Endocrine Abstracts (2002) 3 OC27

A digenic basis for severe insulin resistance in a large UK kindred - cosegregation of mutations in PPAR gamma and PPP1R3

M Gurnell1, DB Savage1, M Agostini1, I Barroso2, O Rajanayagam1, M Soos1, R Ross3, A Schafer2, S O'Rahilly1 & VKK Chatterjee1

1Department of Medicine, University of Cambridge, Cambridge, UK; 2Incyte Genomics, Cambridge, UK; 3Department of Medicine, Northern General Hospital, Sheffield, UK.

We have previously reported dominant negative missense mutations (P467L, V290M) in human PPAR gamma (peroxisome proliferator-activated receptor gamma) in association with severe insulin resistance, early onset type 2 diabetes and hypertension. In a large UK kindred, where the proband presented at age 15 years with severe insulin resistance (acanthosis nigricans, hyperinsulinaemia, PCOS), we have identified a novel heterozygous frameshift premature stop mutation in the PPAR gamma gene, leading to a mutant receptor which is truncated within the DNA-binding domain. Functional studies indicate that the truncation mutant is unable to transactivate a PPAR gamma target gene, as a consequence of its inability to bind to DNA with its heterodimeric partner RXR. However, unlike the P467L and V290M PPAR gamma mutants, the truncated mutant receptor does not inhibit wild type PPAR gamma action in a dominant negative manner. Heterozygous PPAR gamma null mice retain insulin sensitivity and two individuals in our kindred who harbour the PPAR gamma mutation lack insulin resistance, arguing against haploinsufficiency mediating this phenotype.
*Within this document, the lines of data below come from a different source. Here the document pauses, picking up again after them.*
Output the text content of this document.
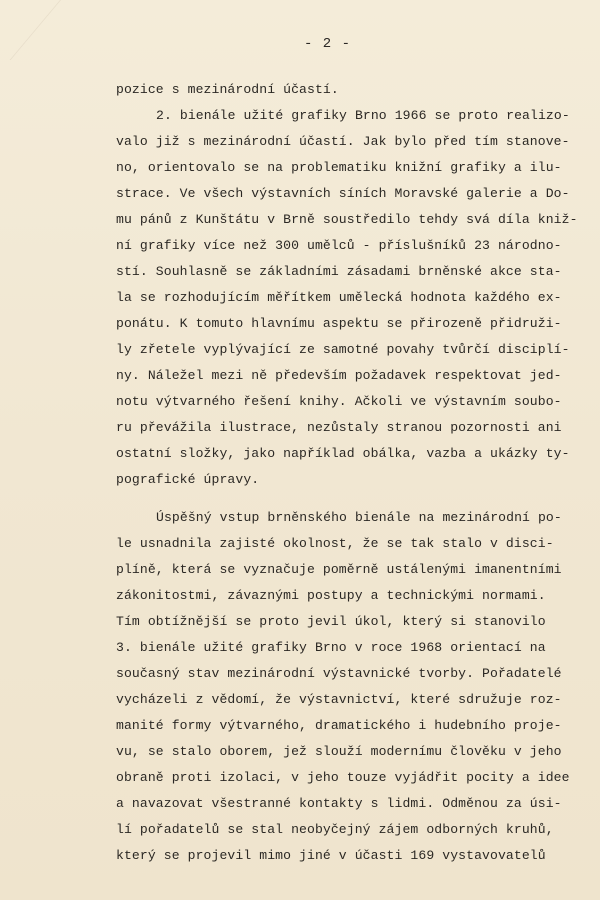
- 2 -
pozice s mezinárodní účastí.
2. bienále užité grafiky Brno 1966 se proto realizo-
valo již s mezinárodní účastí. Jak bylo před tím stanove-
no, orientovalo se na problematiku knižní grafiky a ilu-
strace. Ve všech výstavních síních Moravské galerie a Do-
mu pánů z Kunštátu v Brně soustředilo tehdy svá díla kniž-
ní grafiky více než 300 umělců - příslušníků 23 národno-
stí. Souhlasně se základními zásadami brněnské akce sta-
la se rozhodujícím měřítkem umělecká hodnota každého ex-
ponátu. K tomuto hlavnímu aspektu se přirozeně přidruži-
ly zřetele vyplývající ze samotné povahy tvůrčí disciplí-
ny. Náležel mezi ně především požadavek respektovat jed-
notu výtvarného řešení knihy. Ačkoli ve výstavním soubo-
ru převážila ilustrace, nezůstaly stranou pozornosti ani
ostatní složky, jako například obálka, vazba a ukázky ty-
pografické úpravy.
Úspěšný vstup brněnského bienále na mezinárodní po-
le usnadnila zajisté okolnost, že se tak stalo v disci-
plíně, která se vyznačuje poměrně ustálenými imanentními
zákonitostmi, závaznými postupy a technickými normami.
Tím obtížnější se proto jevil úkol, který si stanovilo
3. bienále užité grafiky Brno v roce 1968 orientací na
současný stav mezinárodní výstavnické tvorby. Pořadatelé
vycházeli z vědomí, že výstavnictví, které sdružuje roz-
manité formy výtvarného, dramatického i hudebního proje-
vu, se stalo oborem, jež slouží modernímu člověku v jeho
obraně proti izolaci, v jeho touze vyjádřit pocity a idee
a navazovat všestranné kontakty s lidmi. Odměnou za úsi-
lí pořadatelů se stal neobyčejný zájem odborných kruhů,
který se projevil mimo jiné v účasti 169 vystavovatelů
We therefore sought additional genetic factor(s) that might contribute to insulin resistance in our kindred. Analyses of other candidate genes led to the identification of a novel frameshift mutation in a skeletal muscle specific isoform of the glycogen targeting subunit of protein phosphatase-1 (PPP1R3). This mutation leads to a prematurely truncated protein with loss of the putative sarcoplasmic reticulum binding domain. When expressed in CHO cells, the mutant protein fails to target appropriately to intracellular membranes - a defect which is likely to alter glycogen synthesis, a key element in insulin-stimulated glucose disposal. Whilst individuals with either the PPAR gamma (n=3) or PPP1R3 (n=2) gene defects alone exhibit normal insulin sensitivity, double heterozygosity for both genetic abnormalities (n=5) cosegregates completely with severe insulin resistance, representing the first description of a digenic form of this disorder.